Sebuah email dari Otaiba kepada Robert Gates, mantan sekretaris pertahanan AS di masa Barack Obama, dan sekarang menjadi kepala sekolah di RiceHadleyGates, sebuah firma konsultan Washington yang berpengaruh, mengungkapkan hubungan persahabatan antara Gates dan Mohammed bin Zayed, putra mahkota Abu Dhabi.

“MBZ mengirimkan yang terbaik dari abu dhabi,” Otaiba menulis. “Dia bilang ‘beri mereka neraka besok’.”

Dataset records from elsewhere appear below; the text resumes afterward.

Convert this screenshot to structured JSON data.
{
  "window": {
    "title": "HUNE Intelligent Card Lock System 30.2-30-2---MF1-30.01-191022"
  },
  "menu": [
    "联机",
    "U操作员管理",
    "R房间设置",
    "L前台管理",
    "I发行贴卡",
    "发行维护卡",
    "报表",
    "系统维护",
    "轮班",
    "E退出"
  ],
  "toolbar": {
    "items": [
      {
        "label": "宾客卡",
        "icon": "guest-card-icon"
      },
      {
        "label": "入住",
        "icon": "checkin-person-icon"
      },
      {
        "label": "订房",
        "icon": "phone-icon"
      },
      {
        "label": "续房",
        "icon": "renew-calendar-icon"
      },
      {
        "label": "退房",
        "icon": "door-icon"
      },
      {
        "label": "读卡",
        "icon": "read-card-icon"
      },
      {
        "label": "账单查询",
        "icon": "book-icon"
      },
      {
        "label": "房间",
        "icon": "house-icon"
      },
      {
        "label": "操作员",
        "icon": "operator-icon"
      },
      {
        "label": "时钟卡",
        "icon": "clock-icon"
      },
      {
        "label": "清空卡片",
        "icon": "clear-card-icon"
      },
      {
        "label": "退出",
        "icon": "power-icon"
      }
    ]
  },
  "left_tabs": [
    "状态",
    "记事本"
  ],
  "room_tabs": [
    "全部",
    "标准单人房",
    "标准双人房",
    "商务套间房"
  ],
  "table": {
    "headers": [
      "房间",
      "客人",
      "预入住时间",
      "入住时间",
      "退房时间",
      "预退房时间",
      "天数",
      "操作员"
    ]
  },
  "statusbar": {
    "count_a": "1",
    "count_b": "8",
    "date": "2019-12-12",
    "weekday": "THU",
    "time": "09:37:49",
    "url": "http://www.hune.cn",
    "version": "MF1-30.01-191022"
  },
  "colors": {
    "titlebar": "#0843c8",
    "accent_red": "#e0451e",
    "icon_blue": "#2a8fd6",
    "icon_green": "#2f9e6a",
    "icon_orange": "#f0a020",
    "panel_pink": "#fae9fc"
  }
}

Peretas anonim, yang menyebut diri mereka GlobalLeaks, mengirim email ke Intercept, Huffington Post, dan Daily Beast.

Peretas menggunakan alamat email .ru, yang terkait dengan Rusia, yang berarti mereka mungkin terhubung dengan Rusia atau mencoba memberi kesan bahwa mereka ada di sana.